Immunoregulatory effects of vitamin D₃ in experimentally induced type 1 diabetes

The mechanism underlying the impairment of the function of the cellular component of the immune response and its regulation by vitamin D³ in diabetes mellitus remains incompletely characterized. The present study addresses the specific features of the functioning of the T-cell link of immune response and the humoral response to injecyion of an artificial antigen in a diabetes model and after prolonged administration of vitamin D³. Chronic hyperglycemia occurring in diabetes induced a 2.3-fold decrease of the content of the marker substance 25OHD³, the major precursor of hormonally active forms of vitamin D³, in the serum.
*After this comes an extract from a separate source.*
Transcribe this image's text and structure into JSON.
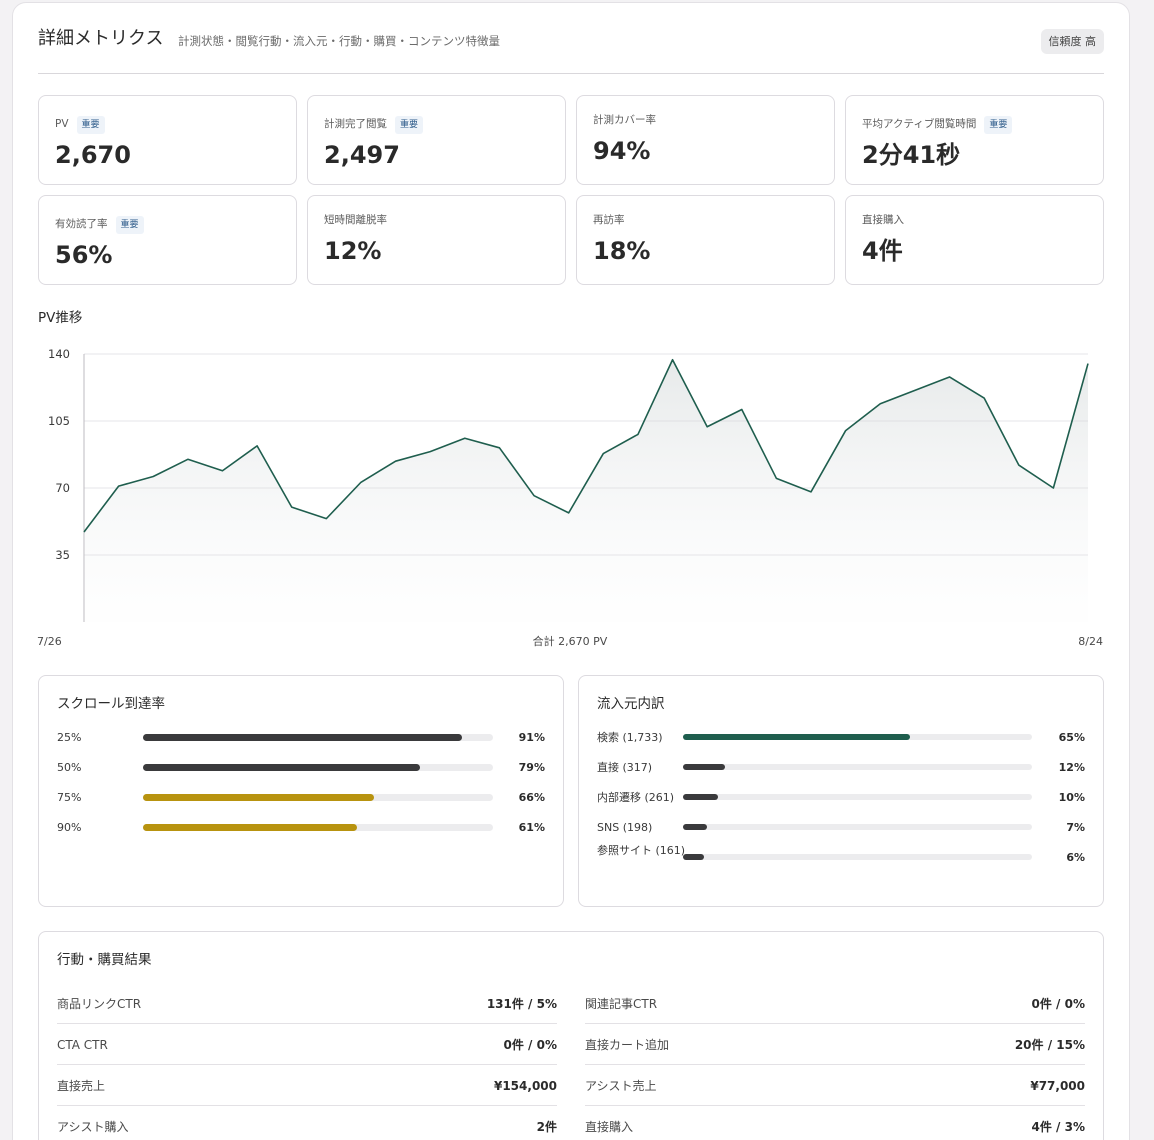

The development of vitamin D³ deficiency is accompanied by an impairment of the proliferative activity of T cells and a change in relative numbers of regulatory (CD4⁺) and cytotoxic (CD8⁺) lymphocytes. An increase of the content of the phosphorylated p65 subunit of the nuclear factor κB and more intensive translocation of this protein to the nucleus were detected in total lysates of T lymphocytes from the spleen. Moreover, enhancement of the humoral IgG response to intraperitoneal administration of a recombinant B subunit of diphtheria toxin was demonstrated. Impairment of the cellular component of the immune response was accompanied by increased apoptotic death of splenocytes, as is evident from the increased binding of the Annexin V-GFP tag to phosphatidyl serine residues exposed on the external side of the plasmalemma during apoptosis. Prolonged administration of vitamin D₃ (during 2 months; dose 20 IU) promoted the normalization of proliferative activity and the relative size of T-cell subpopulations, led to a decrease of the content of the phosphorylated p65 subunit of NF-κB, and improved the balance of the secretion of IgG targeting the artificial antigen in diabetic animals. These changes were accompanied by a decrease in the number of apoptotic events in the entire splenocyte population. The results of the present study demonstrate the important role of vitamin D₃ in the regulation of the functions of the immune system in type 1 diabetes.